Soldiers have since been going door-to-door in the Indian Ocean island country, which has reported 149 cases and no fatalities, dispensing the concoction.
What is in Covid-Organics?
The herbal remedy is produced from artemisia, a plant with proven efficacy against malaria, and other indigenous herbs, according to the Malagasy Institute of Applied Research, which developed the beverage.
The plant was first imported into the island nation in the 1970s from China to treat malaria.

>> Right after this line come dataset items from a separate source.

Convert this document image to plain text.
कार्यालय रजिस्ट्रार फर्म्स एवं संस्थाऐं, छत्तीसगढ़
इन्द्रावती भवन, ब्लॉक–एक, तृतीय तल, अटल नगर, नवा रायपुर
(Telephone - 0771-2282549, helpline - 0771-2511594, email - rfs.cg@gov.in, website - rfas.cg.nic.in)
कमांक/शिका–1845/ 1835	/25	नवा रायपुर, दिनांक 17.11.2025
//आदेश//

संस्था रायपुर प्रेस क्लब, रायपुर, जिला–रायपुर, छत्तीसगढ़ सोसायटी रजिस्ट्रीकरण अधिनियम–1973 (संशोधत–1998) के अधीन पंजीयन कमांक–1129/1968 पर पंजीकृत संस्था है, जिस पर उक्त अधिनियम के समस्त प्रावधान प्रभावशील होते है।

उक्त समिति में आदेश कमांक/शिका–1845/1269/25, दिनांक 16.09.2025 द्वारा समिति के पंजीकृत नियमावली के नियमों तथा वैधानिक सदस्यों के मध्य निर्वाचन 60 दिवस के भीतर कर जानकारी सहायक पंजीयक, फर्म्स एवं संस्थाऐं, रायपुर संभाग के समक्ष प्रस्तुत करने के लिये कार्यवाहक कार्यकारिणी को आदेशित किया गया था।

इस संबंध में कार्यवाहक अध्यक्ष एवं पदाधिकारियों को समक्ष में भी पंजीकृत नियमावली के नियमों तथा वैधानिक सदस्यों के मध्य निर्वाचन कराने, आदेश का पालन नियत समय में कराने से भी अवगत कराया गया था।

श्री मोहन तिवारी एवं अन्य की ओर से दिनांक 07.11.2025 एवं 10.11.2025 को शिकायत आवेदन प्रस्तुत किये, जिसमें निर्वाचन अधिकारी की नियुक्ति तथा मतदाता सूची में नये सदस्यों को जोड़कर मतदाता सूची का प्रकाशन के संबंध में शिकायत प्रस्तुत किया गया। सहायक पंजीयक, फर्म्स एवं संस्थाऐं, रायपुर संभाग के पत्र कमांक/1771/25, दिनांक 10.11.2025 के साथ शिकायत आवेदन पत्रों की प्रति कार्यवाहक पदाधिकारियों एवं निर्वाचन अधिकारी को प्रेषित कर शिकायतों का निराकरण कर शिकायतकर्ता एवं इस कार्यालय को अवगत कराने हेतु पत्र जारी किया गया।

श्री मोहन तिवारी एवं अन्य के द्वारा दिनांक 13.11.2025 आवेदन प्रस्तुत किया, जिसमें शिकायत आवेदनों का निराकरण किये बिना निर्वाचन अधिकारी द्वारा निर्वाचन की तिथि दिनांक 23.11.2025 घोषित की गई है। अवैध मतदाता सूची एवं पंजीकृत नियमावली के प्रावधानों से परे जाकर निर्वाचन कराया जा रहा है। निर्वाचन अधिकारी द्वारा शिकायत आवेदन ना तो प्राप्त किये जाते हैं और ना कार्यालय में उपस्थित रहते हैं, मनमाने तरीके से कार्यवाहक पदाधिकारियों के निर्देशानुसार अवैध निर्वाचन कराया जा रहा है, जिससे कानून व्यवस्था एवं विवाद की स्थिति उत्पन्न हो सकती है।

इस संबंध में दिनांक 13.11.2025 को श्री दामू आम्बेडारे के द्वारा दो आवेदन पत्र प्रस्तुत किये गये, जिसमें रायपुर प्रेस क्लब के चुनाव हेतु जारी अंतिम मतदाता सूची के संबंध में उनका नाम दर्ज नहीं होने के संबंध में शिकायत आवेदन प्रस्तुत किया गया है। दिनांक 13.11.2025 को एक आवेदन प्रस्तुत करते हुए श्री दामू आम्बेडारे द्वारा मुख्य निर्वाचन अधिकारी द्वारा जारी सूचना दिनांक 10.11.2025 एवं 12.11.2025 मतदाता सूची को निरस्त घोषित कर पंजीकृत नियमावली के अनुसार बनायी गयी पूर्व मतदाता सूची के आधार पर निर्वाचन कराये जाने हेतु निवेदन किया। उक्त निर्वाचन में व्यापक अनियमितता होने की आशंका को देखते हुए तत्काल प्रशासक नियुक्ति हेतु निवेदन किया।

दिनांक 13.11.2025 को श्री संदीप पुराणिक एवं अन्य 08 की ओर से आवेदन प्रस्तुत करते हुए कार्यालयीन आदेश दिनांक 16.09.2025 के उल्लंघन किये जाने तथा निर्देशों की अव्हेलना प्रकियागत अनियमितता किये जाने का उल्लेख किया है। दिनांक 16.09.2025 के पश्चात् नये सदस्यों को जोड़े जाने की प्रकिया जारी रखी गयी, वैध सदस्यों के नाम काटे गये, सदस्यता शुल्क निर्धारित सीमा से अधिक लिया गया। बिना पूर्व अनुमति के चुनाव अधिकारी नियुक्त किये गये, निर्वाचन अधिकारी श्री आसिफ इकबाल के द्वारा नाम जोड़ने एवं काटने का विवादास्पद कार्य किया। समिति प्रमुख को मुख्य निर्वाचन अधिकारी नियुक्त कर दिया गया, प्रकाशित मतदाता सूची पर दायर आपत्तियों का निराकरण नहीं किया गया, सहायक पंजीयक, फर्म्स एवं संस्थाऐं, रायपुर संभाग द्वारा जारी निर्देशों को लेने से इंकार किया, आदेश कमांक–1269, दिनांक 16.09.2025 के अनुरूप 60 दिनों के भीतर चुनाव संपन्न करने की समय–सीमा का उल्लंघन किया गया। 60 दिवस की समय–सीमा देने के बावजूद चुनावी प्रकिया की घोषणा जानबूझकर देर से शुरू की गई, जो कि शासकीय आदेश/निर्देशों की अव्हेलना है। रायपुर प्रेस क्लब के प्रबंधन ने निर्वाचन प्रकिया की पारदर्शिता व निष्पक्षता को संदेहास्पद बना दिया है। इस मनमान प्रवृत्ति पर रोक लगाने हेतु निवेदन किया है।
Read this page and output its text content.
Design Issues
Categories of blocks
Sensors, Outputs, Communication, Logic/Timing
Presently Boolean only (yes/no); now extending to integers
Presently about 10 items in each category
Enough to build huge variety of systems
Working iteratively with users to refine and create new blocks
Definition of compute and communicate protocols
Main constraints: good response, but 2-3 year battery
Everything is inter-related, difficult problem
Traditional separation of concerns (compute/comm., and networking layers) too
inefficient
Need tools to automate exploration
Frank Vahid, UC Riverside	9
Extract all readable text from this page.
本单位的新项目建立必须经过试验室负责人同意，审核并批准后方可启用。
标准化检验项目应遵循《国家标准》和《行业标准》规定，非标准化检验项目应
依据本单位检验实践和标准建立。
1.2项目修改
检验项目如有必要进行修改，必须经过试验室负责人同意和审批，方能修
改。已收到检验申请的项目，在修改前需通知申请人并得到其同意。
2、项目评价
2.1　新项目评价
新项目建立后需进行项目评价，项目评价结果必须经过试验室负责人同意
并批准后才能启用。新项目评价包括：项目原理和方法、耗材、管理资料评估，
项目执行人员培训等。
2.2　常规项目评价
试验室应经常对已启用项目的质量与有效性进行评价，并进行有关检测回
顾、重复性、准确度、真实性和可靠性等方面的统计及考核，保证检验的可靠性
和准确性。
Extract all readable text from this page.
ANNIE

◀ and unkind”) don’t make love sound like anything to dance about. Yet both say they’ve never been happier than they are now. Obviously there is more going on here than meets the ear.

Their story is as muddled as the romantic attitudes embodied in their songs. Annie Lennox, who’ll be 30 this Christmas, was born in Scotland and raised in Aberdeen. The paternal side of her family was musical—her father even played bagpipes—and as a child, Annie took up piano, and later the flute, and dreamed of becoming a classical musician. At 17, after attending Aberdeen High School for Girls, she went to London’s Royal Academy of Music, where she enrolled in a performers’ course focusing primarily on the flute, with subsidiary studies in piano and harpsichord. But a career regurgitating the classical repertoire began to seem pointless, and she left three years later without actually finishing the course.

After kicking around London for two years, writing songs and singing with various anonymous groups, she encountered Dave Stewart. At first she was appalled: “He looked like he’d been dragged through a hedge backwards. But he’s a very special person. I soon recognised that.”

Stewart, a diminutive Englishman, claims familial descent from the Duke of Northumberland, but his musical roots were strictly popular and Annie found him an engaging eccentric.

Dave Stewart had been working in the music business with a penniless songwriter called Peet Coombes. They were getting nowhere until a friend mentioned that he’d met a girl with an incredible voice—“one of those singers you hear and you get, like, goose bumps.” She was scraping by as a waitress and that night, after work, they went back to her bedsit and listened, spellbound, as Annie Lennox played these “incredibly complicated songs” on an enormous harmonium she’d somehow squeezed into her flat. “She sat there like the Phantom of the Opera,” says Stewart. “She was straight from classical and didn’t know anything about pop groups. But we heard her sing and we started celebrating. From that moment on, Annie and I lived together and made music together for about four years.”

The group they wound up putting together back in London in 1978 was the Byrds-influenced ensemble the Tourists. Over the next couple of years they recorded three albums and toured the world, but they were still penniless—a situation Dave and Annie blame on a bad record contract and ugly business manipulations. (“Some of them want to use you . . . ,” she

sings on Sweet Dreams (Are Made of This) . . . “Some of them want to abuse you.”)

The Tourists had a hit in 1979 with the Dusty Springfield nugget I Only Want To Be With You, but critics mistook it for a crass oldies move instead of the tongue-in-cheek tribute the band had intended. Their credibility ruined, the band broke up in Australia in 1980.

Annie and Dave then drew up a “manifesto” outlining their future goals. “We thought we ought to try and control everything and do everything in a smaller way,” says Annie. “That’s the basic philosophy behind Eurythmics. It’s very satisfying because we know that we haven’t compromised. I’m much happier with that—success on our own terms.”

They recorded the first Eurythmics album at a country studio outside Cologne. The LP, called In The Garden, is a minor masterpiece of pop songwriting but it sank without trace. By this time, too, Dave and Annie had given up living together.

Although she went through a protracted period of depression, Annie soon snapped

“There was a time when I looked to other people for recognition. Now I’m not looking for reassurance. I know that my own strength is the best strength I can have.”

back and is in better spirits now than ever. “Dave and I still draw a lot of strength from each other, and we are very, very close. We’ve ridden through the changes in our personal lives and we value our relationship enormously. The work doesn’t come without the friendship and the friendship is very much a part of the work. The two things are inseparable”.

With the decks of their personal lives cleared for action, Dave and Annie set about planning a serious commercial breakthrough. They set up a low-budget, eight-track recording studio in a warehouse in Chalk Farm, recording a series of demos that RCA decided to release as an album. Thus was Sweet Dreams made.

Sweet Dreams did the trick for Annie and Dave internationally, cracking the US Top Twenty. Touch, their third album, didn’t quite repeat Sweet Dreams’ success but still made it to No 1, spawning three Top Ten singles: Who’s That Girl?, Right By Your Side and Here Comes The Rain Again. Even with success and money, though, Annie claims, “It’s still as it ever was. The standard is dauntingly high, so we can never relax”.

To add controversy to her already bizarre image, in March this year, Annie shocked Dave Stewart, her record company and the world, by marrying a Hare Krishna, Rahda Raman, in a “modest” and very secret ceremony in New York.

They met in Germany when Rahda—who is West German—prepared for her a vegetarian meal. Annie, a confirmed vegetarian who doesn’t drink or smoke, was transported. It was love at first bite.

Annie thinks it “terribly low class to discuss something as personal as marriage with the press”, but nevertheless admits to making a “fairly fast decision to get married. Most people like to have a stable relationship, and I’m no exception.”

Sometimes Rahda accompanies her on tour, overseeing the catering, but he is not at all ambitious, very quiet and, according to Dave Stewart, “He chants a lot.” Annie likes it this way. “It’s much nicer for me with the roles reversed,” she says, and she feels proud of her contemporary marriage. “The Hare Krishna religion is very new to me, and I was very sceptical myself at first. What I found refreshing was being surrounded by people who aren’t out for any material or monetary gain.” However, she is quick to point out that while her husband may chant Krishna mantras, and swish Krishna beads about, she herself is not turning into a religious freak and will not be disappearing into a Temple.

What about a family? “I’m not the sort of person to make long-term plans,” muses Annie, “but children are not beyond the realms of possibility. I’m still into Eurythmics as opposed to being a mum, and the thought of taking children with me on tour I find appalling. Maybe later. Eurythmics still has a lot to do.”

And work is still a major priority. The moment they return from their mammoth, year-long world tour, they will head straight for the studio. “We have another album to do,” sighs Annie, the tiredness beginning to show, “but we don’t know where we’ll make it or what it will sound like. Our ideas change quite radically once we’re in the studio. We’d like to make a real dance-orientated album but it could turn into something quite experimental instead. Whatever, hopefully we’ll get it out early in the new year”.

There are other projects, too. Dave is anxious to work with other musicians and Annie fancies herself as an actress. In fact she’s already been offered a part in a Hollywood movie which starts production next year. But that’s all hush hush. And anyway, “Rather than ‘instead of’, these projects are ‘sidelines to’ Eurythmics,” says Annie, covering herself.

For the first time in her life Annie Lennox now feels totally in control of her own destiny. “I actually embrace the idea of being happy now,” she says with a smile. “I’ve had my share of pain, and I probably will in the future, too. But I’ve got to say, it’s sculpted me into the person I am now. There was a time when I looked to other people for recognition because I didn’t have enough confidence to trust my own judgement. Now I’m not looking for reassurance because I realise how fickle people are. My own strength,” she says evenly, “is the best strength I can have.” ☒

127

It is now marketed in bottles as a herbal tea, while Rajoelina has said clinical trials are under way in Madagascar to produce a form that can be injected into the body.
Is it safe or effective?
Following Rajoelina’s claims, the World Health Organization (WHO) advised people against using untested remedies for COVID-19.
“Africans deserve to use medicines tested to the same standards as people in the rest of the world,” WHO, the United Nations health agency, said in a statement on Monday.
“Even if therapies are derived from traditional practice and natural, establishing their efficacy and safety through rigorous clinical trials is critical,” the statement added.
The US Centers for Disease Control and Prevention (CDC) also warned people against using unproven remedies.
“There is no scientific evidence that any of these alternative remedies can prevent or cure the illness caused by COVID-19. In fact, some of them may not be safe to consume,” the CDC said.
Meanwhile, the African Union said it was in discussion with Madagascar with a view to obtain technical data regarding the safety and efficiency of the herbal remedy.
In an attempt to reassure people and brush aside safety concerns, Rajoelina took a dose of Covid-Organics at the launch event and said it was safe to be given to children.
Has it been exported?
Several African countries, including Tanzania, Liberia, Equatorial Guinea and Guinea-Bissau, have either placed orders or have received consignments of the remedy.
On Sunday, Tanzanian President John Magufuli said he was dispatching a plane to Madagascar to collect a shipment of the tonic.
“I’m communicating with Madagascar,” Magufuli said during a speech, adding: “They have got a medicine. We will send a flight there and the medicine will be brought in the country so that Tanzanians too can benefit.”
Meanwhile in Guinea-Bissau, President Umaro Sissoco Embalo went to the airport on Saturday to receive a shipment of the beverage donated by the Madagascan leader.
COVID-19 has spread to all but one country in Africa, Lesotho. As of Tuesday, at least 1,862 people across the continent have died from the virus.